2. The semiconductor device of claim 1, wherein the dielectric material cap has a topmost surface that is substantially coplanar with a topmost surface of the hard mask cap and a bottommost surface that is vertically offset, and located above, a bottommost surface of the hard mask cap.

3. The semiconductor device of claim 1, wherein the dielectric material cap has a first sidewall contacting one of the outermost sidewalls of the hard mask cap and a second sidewall contacting a sidewall of the first dielectric material pillar that separates the first CMOS cell from the second CMOS cell.

4. The semiconductor device of claim 1, wherein each of the first shared gate structure, the second shared gate structure, the first dielectric material pillar and the second dielectric material pillar is located directly on a surface of a backside interlayer dielectric (ILD) material of a backside ILD structure.

5. The semiconductor device of claim 1, wherein each complementary nanosheet field effect transistor of the first pair of complementary nanosheet field effect transistors and the second pair of complementary nanosheet field effect transistors has a first type source/drain (S/D) region and a second type S/D region.

6. The semiconductor device of claim 5, further comprising first inner spacers located adjacent to the first type S/D region, and second inner spacers located adjacent to the second type S/D region, wherein the first inner spacers are composed of a first spacer dielectric material having a first dielectric constant and the second inner spacers are composed of a second spacer dielectric material having a second dielectric constant which differs from the first dielectric constant.

7. The semiconductor device of claim 6, wherein the second dielectric constant is less than the first dielectric constant.

8. The semiconductor device of claim 7, wherein the first type S/D region is a drain region, and the second type S/D region is a source region.

9. The semiconductor device of claim 7, wherein the dielectric material cap is composed of the second spacer dielectric material.
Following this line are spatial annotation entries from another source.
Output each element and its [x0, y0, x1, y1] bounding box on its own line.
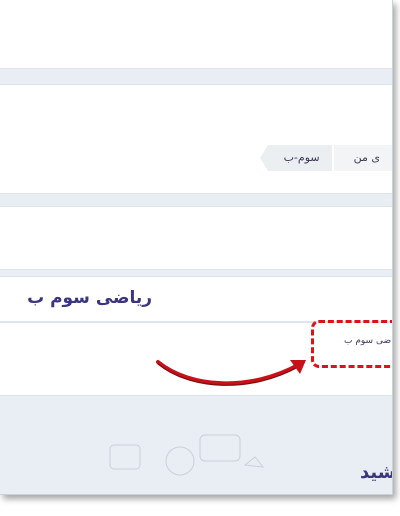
breadcrumb-current-label: سوم-ب	[283, 151, 320, 164]
page-frame: سوم-ب ی من ریاضی سوم ب ریاضی سوم ب شید	[0, 0, 393, 495]
highlight-annotation	[311, 320, 392, 368]
breadcrumb-parent-label: ی من	[353, 151, 380, 164]
breadcrumb-separator	[259, 145, 268, 171]
arrow-annotation	[156, 360, 306, 386]
breadcrumb-parent[interactable]: ی من	[333, 145, 392, 171]
breadcrumb-current[interactable]: سوم-ب	[259, 145, 332, 171]
breadcrumb: سوم-ب ی من	[259, 145, 392, 171]
page-title: ریاضی سوم ب	[27, 288, 152, 308]
breadcrumb-panel	[0, 84, 392, 194]
background-doodles	[109, 434, 265, 476]
content-panel	[0, 206, 392, 270]
header-panel	[0, 0, 392, 69]
footer-text: شید	[360, 462, 393, 483]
10. The semiconductor device of claim 7, wherein the dielectric material cap is composed of the first spacer dielectric material.

11. The semiconductor device of claim 5, further comprising a frontside back-end-on-the-line (BEOL) structure electrically connected to the first type S/D region by a frontside source/drain contact structure.

12. The semiconductor device of claim 11, further comprising a frontside gate contact structure electrically connecting each of the first shared gate structure and the second shared gate structure to the frontside BEOL structure.

13. The semiconductor device of claim 12, wherein the frontside gate contact structure is located above the second dielectric material pillar and is in contact with at least a portion of the topmost surface of the dielectric material cap.

14. The semiconductor device of claim 13, further comprising a carrier wafer located on the frontside BEOL structure.

15. The semiconductor device of claim 5, further comprising a VSS power rail electrically connected to the second type S/D region by a backside frontside source/drain contact structure.

16. The semiconductor device of claim 15, further comprising a backside interconnect structure located on a surface of the backside VSS power rail.

17. The semiconductor device of claim 16, further comprising a backside VDD power rail spaced apart from the backside VSS power rail and located on the backside interconnect structure.

18. The semiconductor device of claim 5, wherein in the direction parallel to the both the first shared gate structure and the second shared gate structure an outermost edge of each of the first inner spacers are substantially vertically aligned to one of the outermost edges of the hard mask cap and an outermost edge of each of the second inner spacers are substantially vertically aligned to another of the outermost edges of the hard mask cap.

19. The semiconductor device of claim 1, wherein the first dielectric material pillar has a topmost surface that is substantially coplanar with a topmost surface of the dielectric material cap and a topmost surface of the hard mask cap.

20. The semiconductor device of claim 19, wherein the first dielectric material pillar and the second dielectric material pillar are each composed of a same interlayer dielectric material.